The case by case probabilities are $$P_0=0.852071006\quad P_1=0.142011834\quad P_2= 0.00591716$$ and we can then confirm the expectation.

Without replacement: Now we get $$P_0=\frac {48}{52}\times \frac {47}{51}=0.850678733\quad P_1=2\times \frac 4{52}\times \frac {48}{51}=0.14479638\quad P_2=\frac 4{52}\times \frac {3}{51}=0.004524887$$ and, again, it is easy to verify the expectation.

Answer 2

"First card is an Ace" and "Second card is an Ace" are indeed Bernoulli events each with probability $\frac{4}{52}$, so the expected number of Aces as the first card is $\frac{4}{52}$ and the expected number of Aces as the second card is also $\frac{4}{52}$

They are not independent so you do not have a binomial distribution for the two cards together; you in fact have a hypergeometric distribution

But you do not need independence or a binomial distribution to find the expected number of Aces in the first and second cards. Linearity of expectation is enough to give you $E[X]= \frac{4}{52}+\frac{4}{52} = \frac{2}{13}$

Answer 3

Here is a great article on the topic of Linearity of Expectation. To understand your specific question in the case without replacement (and why the expectations are still the same for all 3 cases), let X be the random variable that denotes the number of aces drawn after 2 draws without replacement. We have:

$$ E(X) = E(A) + E(B) $$

where A is the random variable s.t. A = 1 when the 1st card is an ace, and 0 otherwise; B = 1 when the 2nd card is an ace, and 0 otherwise.
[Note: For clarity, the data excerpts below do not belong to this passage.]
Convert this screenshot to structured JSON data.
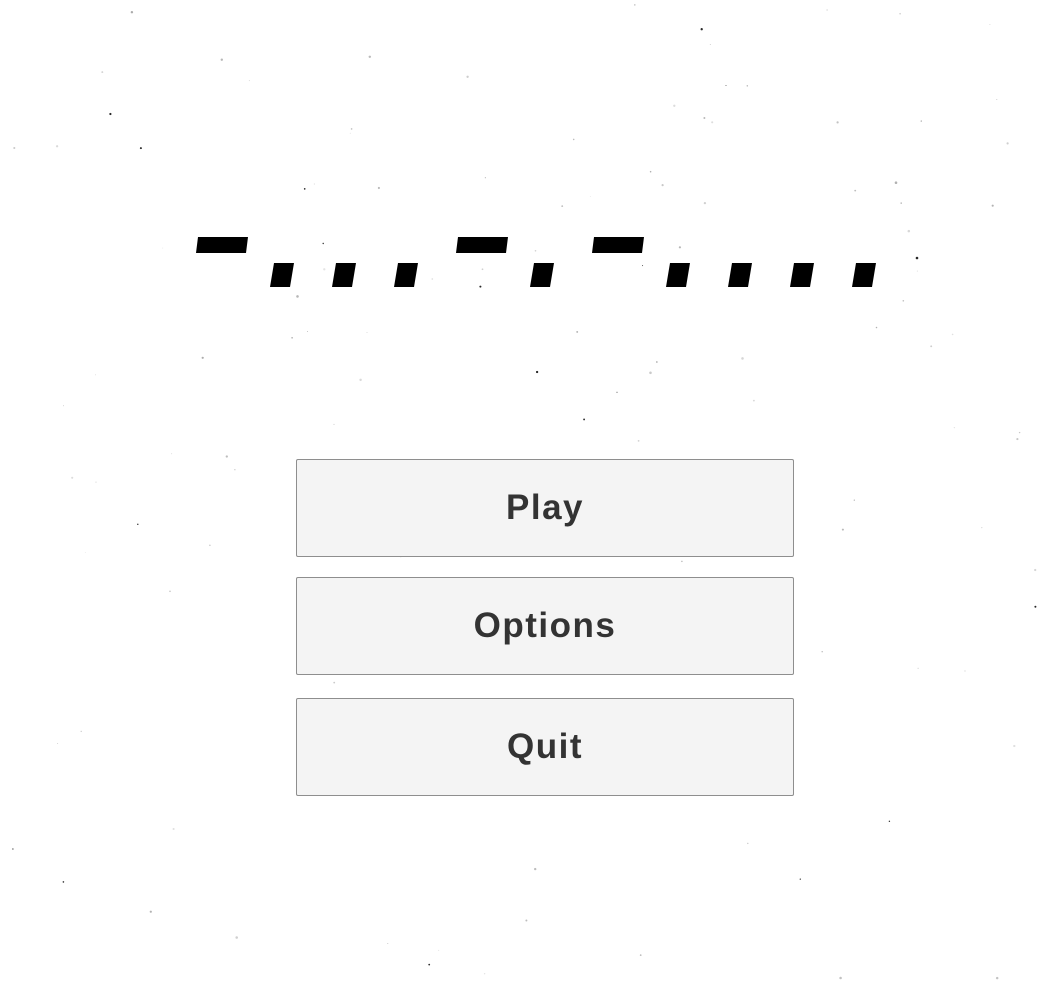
{
  "game": {
    "title_logo": {
      "icon": "morse-code-logo-icon",
      "glyphs": [
        "dash",
        "dot",
        "dot",
        "dot",
        "dash",
        "dot",
        "dash",
        "dot",
        "dot",
        "dot",
        "dot"
      ],
      "color": "#000000"
    },
    "menu": {
      "play_label": "Play",
      "options_label": "Options",
      "quit_label": "Quit"
    },
    "colors": {
      "background": "#ffffff",
      "button_fill": "#f4f4f4",
      "button_border": "#8e8e8e",
      "button_text": "#333333"
    }
  }
}
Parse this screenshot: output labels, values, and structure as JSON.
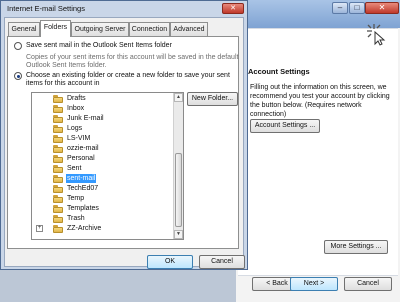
{
  "background_window": {
    "heading": "Account Settings",
    "description": "Filling out the information on this screen, we recommend you test your account by clicking the button below. (Requires network connection)",
    "test_button_label": "Account Settings ...",
    "more_settings_label": "More Settings ...",
    "back_label": "< Back",
    "next_label": "Next >",
    "cancel_label": "Cancel"
  },
  "dialog": {
    "title": "Internet E-mail Settings",
    "close_symbol": "✕",
    "tabs": [
      {
        "label": "General"
      },
      {
        "label": "Folders"
      },
      {
        "label": "Outgoing Server"
      },
      {
        "label": "Connection"
      },
      {
        "label": "Advanced"
      }
    ],
    "active_tab": "Folders",
    "option_default_label": "Save sent mail in the Outlook Sent Items folder",
    "option_default_desc_line1": "Copies of your sent items for this account will be saved in the default",
    "option_default_desc_line2": "Outlook Sent Items folder.",
    "option_choose_line1": "Choose an existing folder or create a new folder to save your sent",
    "option_choose_line2": "items for this account in",
    "new_folder_label": "New Folder...",
    "folders": [
      {
        "name": "Drafts"
      },
      {
        "name": "Inbox"
      },
      {
        "name": "Junk E-mail"
      },
      {
        "name": "Logs"
      },
      {
        "name": "LS-VIM"
      },
      {
        "name": "ozzie-mail"
      },
      {
        "name": "Personal"
      },
      {
        "name": "Sent"
      },
      {
        "name": "sent-mail"
      },
      {
        "name": "TechEd07"
      },
      {
        "name": "Temp"
      },
      {
        "name": "Templates"
      },
      {
        "name": "Trash"
      },
      {
        "name": "ZZ-Archive"
      }
    ],
    "selected_folder": "sent-mail",
    "ok_label": "OK",
    "cancel_label": "Cancel"
  },
  "colors": {
    "selection": "#3399ff",
    "folder": "#f2c85b",
    "dialog_frame": "#c9d6e8"
  }
}
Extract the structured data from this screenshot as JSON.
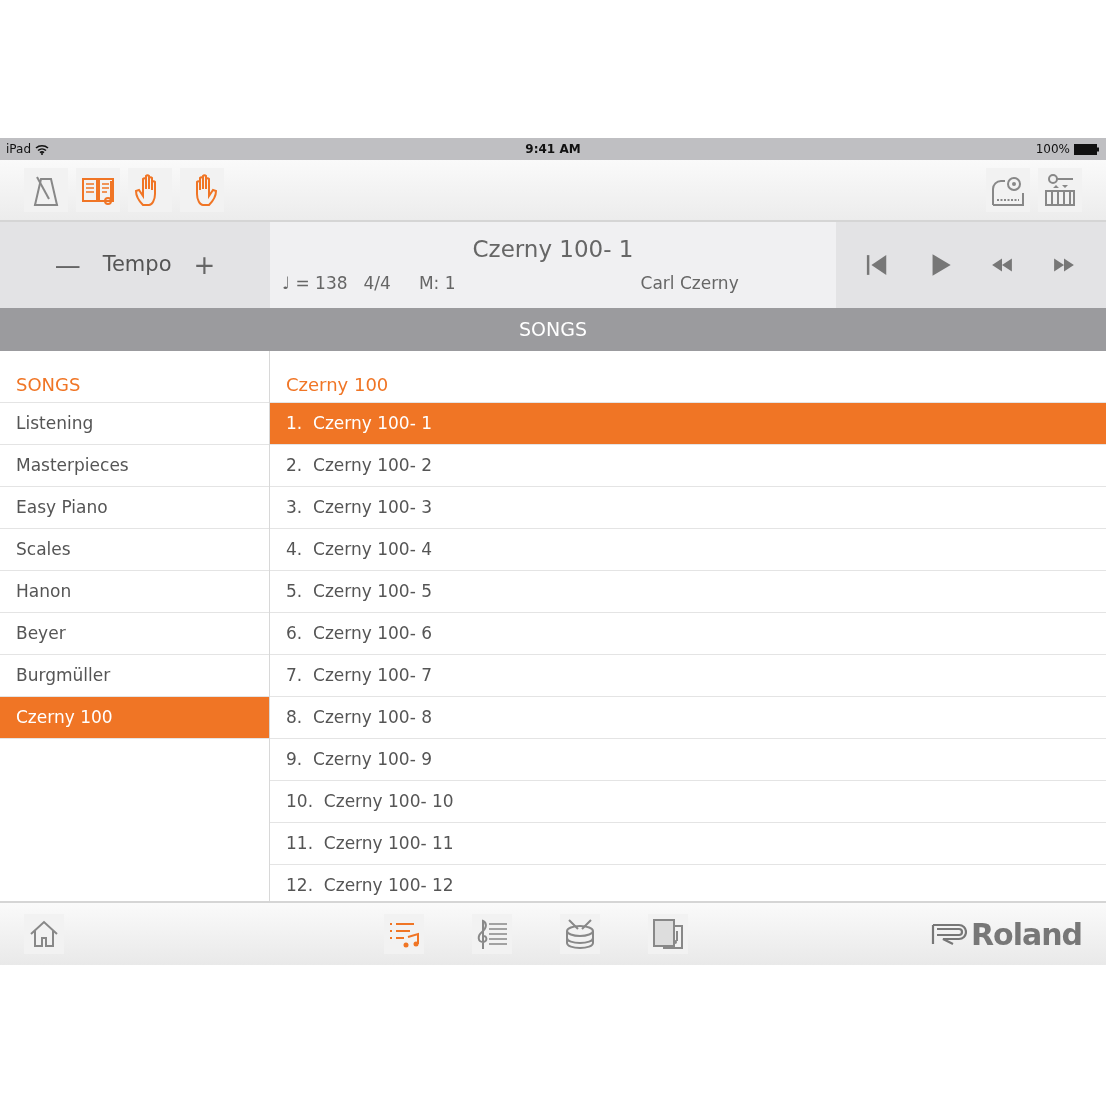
{
  "status_bar": {
    "device": "iPad",
    "time": "9:41 AM",
    "battery": "100%"
  },
  "toolbar": {
    "left": [
      {
        "kind": "metronome",
        "on": false
      },
      {
        "kind": "score",
        "on": true
      },
      {
        "kind": "left-hand",
        "on": true
      },
      {
        "kind": "right-hand",
        "on": true
      }
    ],
    "right": [
      {
        "kind": "piano-settings"
      },
      {
        "kind": "instrument-keyboard"
      }
    ]
  },
  "tempo": {
    "minus": "—",
    "label": "Tempo",
    "plus": "+"
  },
  "now_playing": {
    "title": "Czerny 100- 1",
    "tempo": "♩ = 138",
    "meter": "4/4",
    "measure": "M: 1",
    "composer": "Carl Czerny"
  },
  "transport": [
    {
      "kind": "skip-back"
    },
    {
      "kind": "play"
    },
    {
      "kind": "rewind"
    },
    {
      "kind": "fast-forward"
    }
  ],
  "section_title": "SONGS",
  "categories": {
    "header": "SONGS",
    "items": [
      {
        "label": "Listening",
        "selected": false
      },
      {
        "label": "Masterpieces",
        "selected": false
      },
      {
        "label": "Easy Piano",
        "selected": false
      },
      {
        "label": "Scales",
        "selected": false
      },
      {
        "label": "Hanon",
        "selected": false
      },
      {
        "label": "Beyer",
        "selected": false
      },
      {
        "label": "Burgmüller",
        "selected": false
      },
      {
        "label": "Czerny 100",
        "selected": true
      }
    ]
  },
  "songs": {
    "header": "Czerny 100",
    "items": [
      {
        "number": "1.",
        "title": "Czerny 100- 1",
        "selected": true
      },
      {
        "number": "2.",
        "title": "Czerny 100- 2",
        "selected": false
      },
      {
        "number": "3.",
        "title": "Czerny 100- 3",
        "selected": false
      },
      {
        "number": "4.",
        "title": "Czerny 100- 4",
        "selected": false
      },
      {
        "number": "5.",
        "title": "Czerny 100- 5",
        "selected": false
      },
      {
        "number": "6.",
        "title": "Czerny 100- 6",
        "selected": false
      },
      {
        "number": "7.",
        "title": "Czerny 100- 7",
        "selected": false
      },
      {
        "number": "8.",
        "title": "Czerny 100- 8",
        "selected": false
      },
      {
        "number": "9.",
        "title": "Czerny 100- 9",
        "selected": false
      },
      {
        "number": "10.",
        "title": "Czerny 100- 10",
        "selected": false
      },
      {
        "number": "11.",
        "title": "Czerny 100- 11",
        "selected": false
      },
      {
        "number": "12.",
        "title": "Czerny 100- 12",
        "selected": false
      }
    ]
  },
  "bottom_bar": {
    "tabs": [
      {
        "kind": "home",
        "selected": false
      },
      {
        "kind": "song-list",
        "selected": true
      },
      {
        "kind": "score",
        "selected": false
      },
      {
        "kind": "rhythm",
        "selected": false
      },
      {
        "kind": "flash-card",
        "selected": false
      }
    ],
    "brand": "Roland"
  }
}
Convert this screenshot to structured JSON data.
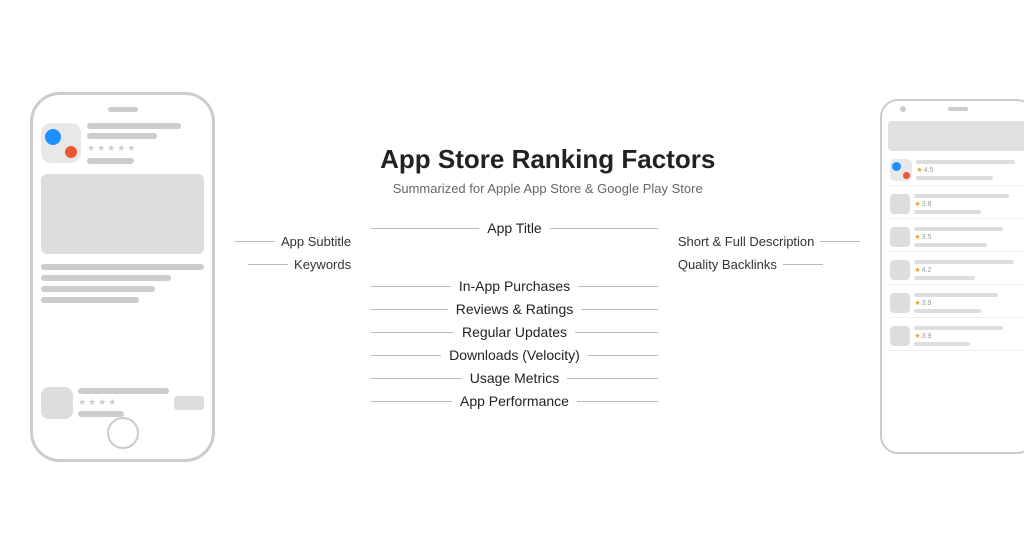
{
  "page": {
    "bg": "#ffffff"
  },
  "header": {
    "title": "App Store Ranking Factors",
    "subtitle": "Summarized for Apple App Store & Google Play Store"
  },
  "factors": {
    "top_center": "App Title",
    "left": [
      {
        "label": "App Subtitle"
      },
      {
        "label": "Keywords"
      }
    ],
    "right": [
      {
        "label": "Short & Full Description"
      },
      {
        "label": "Quality Backlinks"
      }
    ],
    "center": [
      {
        "label": "In-App Purchases"
      },
      {
        "label": "Reviews & Ratings"
      },
      {
        "label": "Regular Updates"
      },
      {
        "label": "Downloads (Velocity)"
      },
      {
        "label": "Usage Metrics"
      },
      {
        "label": "App Performance"
      }
    ]
  },
  "phone_left": {
    "aria": "iPhone mockup"
  },
  "phone_right": {
    "aria": "Android mockup",
    "reviews": [
      {
        "rating": "4.5"
      },
      {
        "rating": "3.8"
      },
      {
        "rating": "3.5"
      },
      {
        "rating": "4.2"
      },
      {
        "rating": "3.9"
      },
      {
        "rating": "3.9"
      }
    ]
  }
}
E(A) is a simple case: $$ E(A) = \sum_A P(A) * A $$ $$ = 0 * P(A=0) + 1 * P(A=1) $$ $$ = P(A=1) $$ $$ = 4/52 $$

E(B) will be the same as E(A), even though A and B are not independent: $$ E(B) = \sum_B P(B) * B $$ $$ = 0 * P(B=0) + 1 * P(B=1) $$ $$ = P(B=1) $$ $$ = P(B=1 \cap A=1) + P(B=1 \cap A=0) $$ $$ = P(B=1 | A=1) * P(A=1) + P(B=1 | A=0) * P(A=0) $$ $$ = \frac{3}{51} * \frac{4}{52} + \frac{4}{51} * \frac{48}{52} $$ $$ = \frac{4}{52} * (\frac{3}{51} * \frac{48}{51}) $$ $$ = \frac{4}{52} * 1 = \frac{4}{52} $$

You can read the article to see the proof of why Linearity of Expectation applies to dependent variables.